A few weeks back I heard from a good friend in Paris, Dr Jula Wildberger, who was once a colleague of mine in the Pictish wastes beyond the Roman Wall (Glasgow). Jula is now Professor Wildberger at the American University in Paris, and she'd been introducing some American visiting students to the joys of classical antiquity by way of two epigrammatists - my old doctoral buddy Lucillius, in a verse translation, and Martial, in my prose version. The students - who aren't classicists, just interested in finding out about that kind of thing - had read the authors and written up their reactions as short blog posts. So this was pretty much the first feedback I've had on what readers (as opposed to one or two reviewers - thanks guys) are making of it all.

I don't want to say much more, because I'd like their responses to speak for themselves.

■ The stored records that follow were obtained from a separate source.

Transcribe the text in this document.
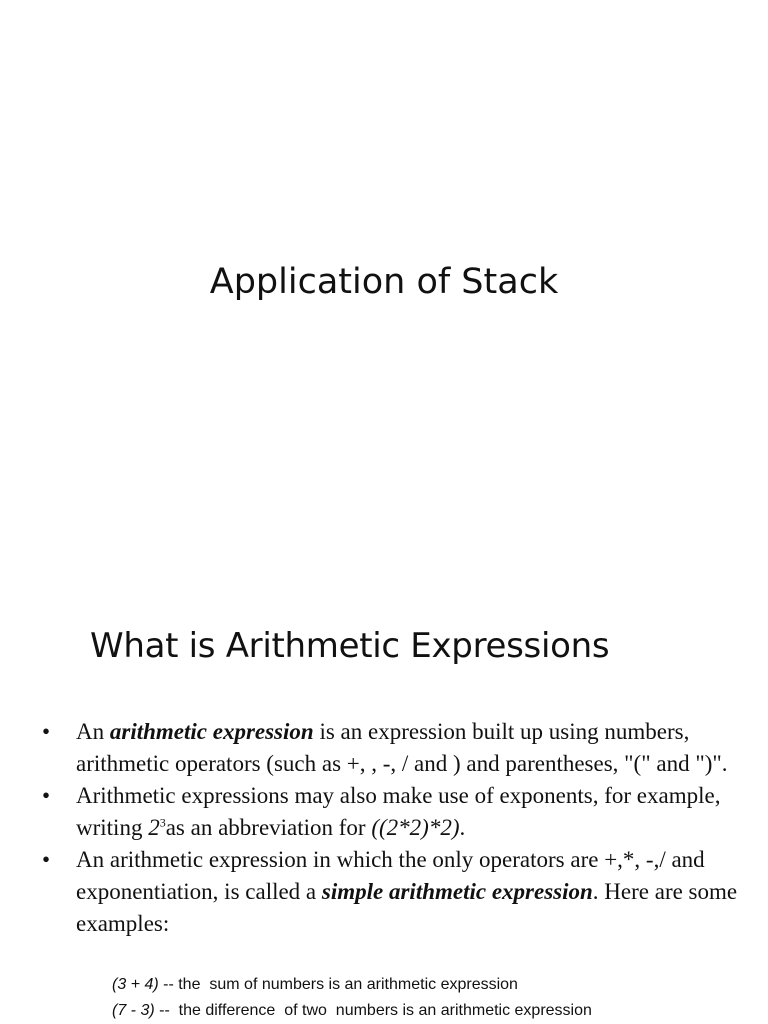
Application of Stack
What is Arithmetic Expressions
• An arithmetic expression is an expression built up using numbers, arithmetic operators (such as +, , -, / and ) and parentheses, "(" and ")".
• Arithmetic expressions may also make use of exponents, for example, writing $2^3as$ an abbreviation for ((2*2)*2).
• An arithmetic expression in which the only operators are +,*, -,/ and exponentiation, is called a simple arithmetic expression. Here are some examples:
(3 + 4) -- the  sum of numbers is an arithmetic expression
(7 - 3) --  the difference  of two  numbers is an arithmetic expression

I got in touch with them through Jula, and they're happy for their names to be included. What's more, I'm optimistic that a couple of them will offer me guest blog posts!
 

'I was, perhaps unfairly, surprised by how very funny these epigrams were... Nisbet's translation reads wonderfully and is extremely acccessible. I appreciate his use of more contemporary language, particularly his use of 'as fuck'.' (Alfredo Renteria)

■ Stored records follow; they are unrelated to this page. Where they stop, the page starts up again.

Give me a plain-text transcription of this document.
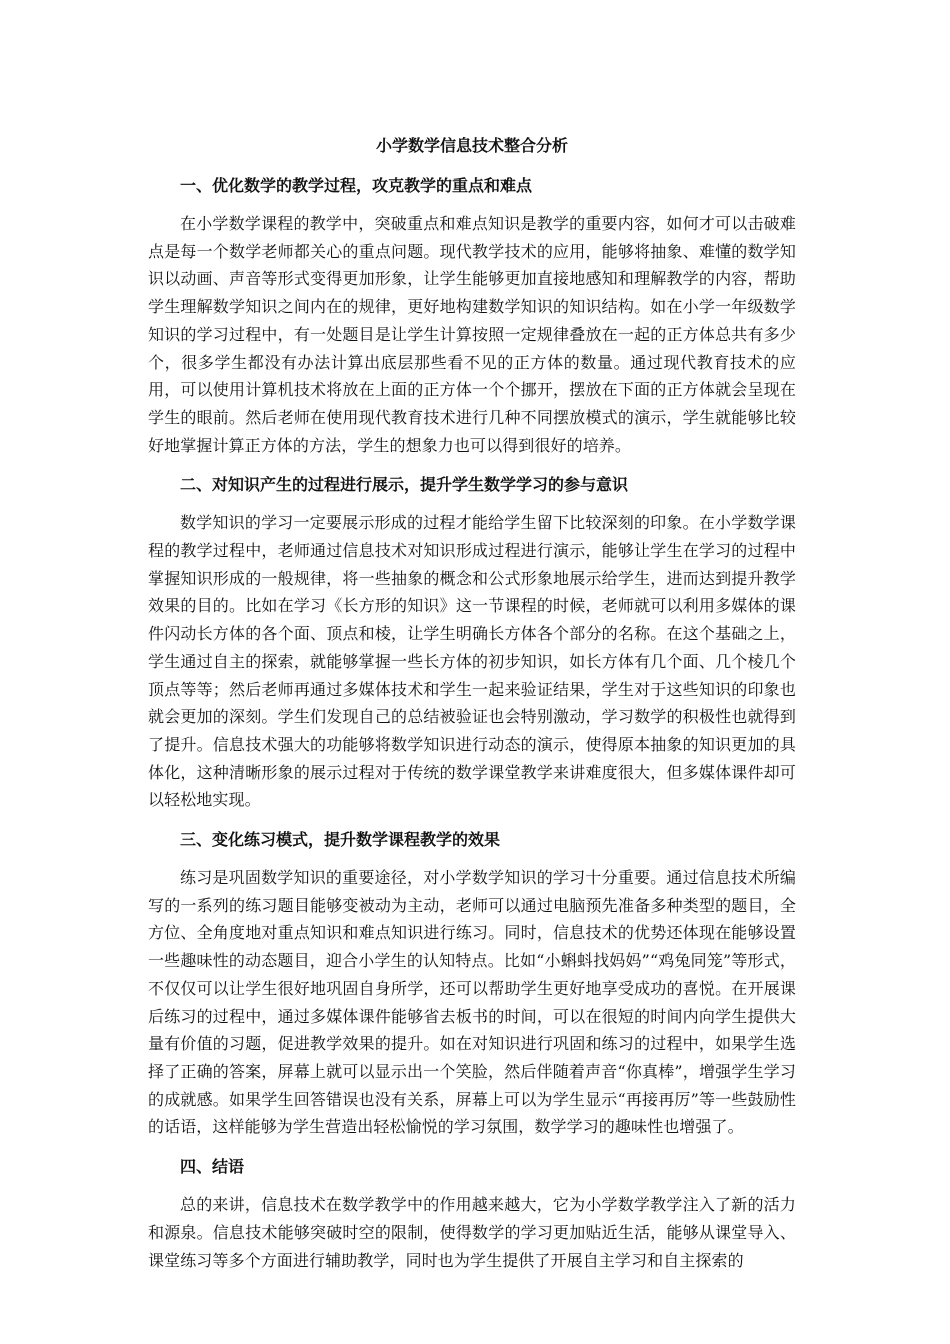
小学数学信息技术整合分析
一、优化数学的教学过程，攻克教学的重点和难点

在小学数学课程的教学中，突破重点和难点知识是教学的重要内容，如何才可以击破难点是每一个数学老师都关心的重点问题。现代教学技术的应用，能够将抽象、难懂的数学知识以动画、声音等形式变得更加形象，让学生能够更加直接地感知和理解教学的内容，帮助学生理解数学知识之间内在的规律，更好地构建数学知识的知识结构。如在小学一年级数学知识的学习过程中，有一处题目是让学生计算按照一定规律叠放在一起的正方体总共有多少个，很多学生都没有办法计算出底层那些看不见的正方体的数量。通过现代教育技术的应用，可以使用计算机技术将放在上面的正方体一个个挪开，摆放在下面的正方体就会呈现在学生的眼前。然后老师在使用现代教育技术进行几种不同摆放模式的演示，学生就能够比较好地掌握计算正方体的方法，学生的想象力也可以得到很好的培养。

二、对知识产生的过程进行展示，提升学生数学学习的参与意识

数学知识的学习一定要展示形成的过程才能给学生留下比较深刻的印象。在小学数学课程的教学过程中，老师通过信息技术对知识形成过程进行演示，能够让学生在学习的过程中掌握知识形成的一般规律，将一些抽象的概念和公式形象地展示给学生，进而达到提升教学效果的目的。比如在学习《长方形的知识》这一节课程的时候，老师就可以利用多媒体的课件闪动长方体的各个面、顶点和棱，让学生明确长方体各个部分的名称。在这个基础之上，学生通过自主的探索，就能够掌握一些长方体的初步知识，如长方体有几个面、几个棱几个顶点等等；然后老师再通过多媒体技术和学生一起来验证结果，学生对于这些知识的印象也就会更加的深刻。学生们发现自己的总结被验证也会特别激动，学习数学的积极性也就得到了提升。信息技术强大的功能够将数学知识进行动态的演示，使得原本抽象的知识更加的具体化，这种清晰形象的展示过程对于传统的数学课堂教学来讲难度很大，但多媒体课件却可以轻松地实现。

三、变化练习模式，提升数学课程教学的效果

练习是巩固数学知识的重要途径，对小学数学知识的学习十分重要。通过信息技术所编写的一系列的练习题目能够变被动为主动，老师可以通过电脑预先准备多种类型的题目，全方位、全角度地对重点知识和难点知识进行练习。同时，信息技术的优势还体现在能够设置一些趣味性的动态题目，迎合小学生的认知特点。比如“小蝌蚪找妈妈”“鸡兔同笼”等形式，不仅仅可以让学生很好地巩固自身所学，还可以帮助学生更好地享受成功的喜悦。在开展课后练习的过程中，通过多媒体课件能够省去板书的时间，可以在很短的时间内向学生提供大量有价值的习题，促进教学效果的提升。如在对知识进行巩固和练习的过程中，如果学生选择了正确的答案，屏幕上就可以显示出一个笑脸，然后伴随着声音“你真棒”，增强学生学习的成就感。如果学生回答错误也没有关系，屏幕上可以为学生显示“再接再厉”等一些鼓励性的话语，这样能够为学生营造出轻松愉悦的学习氛围，数学学习的趣味性也增强了。

四、结语

总的来讲，信息技术在数学教学中的作用越来越大，它为小学数学教学注入了新的活力和源泉。信息技术能够突破时空的限制，使得数学的学习更加贴近生活，能够从课堂导入、课堂练习等多个方面进行辅助教学，同时也为学生提供了开展自主学习和自主探索的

  • I had wondered about that bit; thanks for liking it. :-)
 'Martial’s Epigrams were a surprising amount of fun to read, but I found they really came to life when read aloud. I passed the evening on Monday going back through and reading the harshest of burns and the quickest of quips to my co-workers, who found them just as hilarious. The humor, we found, was in the similarity to our own lives or the modern media we consume. When I read Book 1, Epigram 34 aloud (Lesbia), a passer-by asked it if was an erotic novel, which led to a multitude of questions about what the point of this book was from my co-workers. I responded that it was something like an ancient roman publishing their entire twitter feed in a book.' (Audrey Michels)
  • It's the next Fifty Shades of Grey, I tell you! Seriously, though, I am so chuffed that my epigrams were being read aloud and laughed at in a modern workplace. Martial is so NSFW. I'm sure he'd have been the king of Twitter (if he could tear himself away from Googling himself every five minutes...).

'While reading to myself the layout and structure of the piece, or the order of epigrams in each book, intrigued me. Part of me wished they were more logically organized, however I liked finding an explicit piece about a sex next to one about a schoolteacher (Book 9, 67 & 68) with no apology or explanation. It certainly made the text more open, as if it were equalizing all of these aspects of roman life in the eyes of this poet.'  (Michels again)
  •  The 'josting' effect of the poems (William Fitzgerald's term, not mine) is someting a lot of us enjoy and it does create peculiar effects, I agree - you never quite know (though you sometimes horribly suspect) what might be coming next.
 More another time. What excellent blog-collaborators!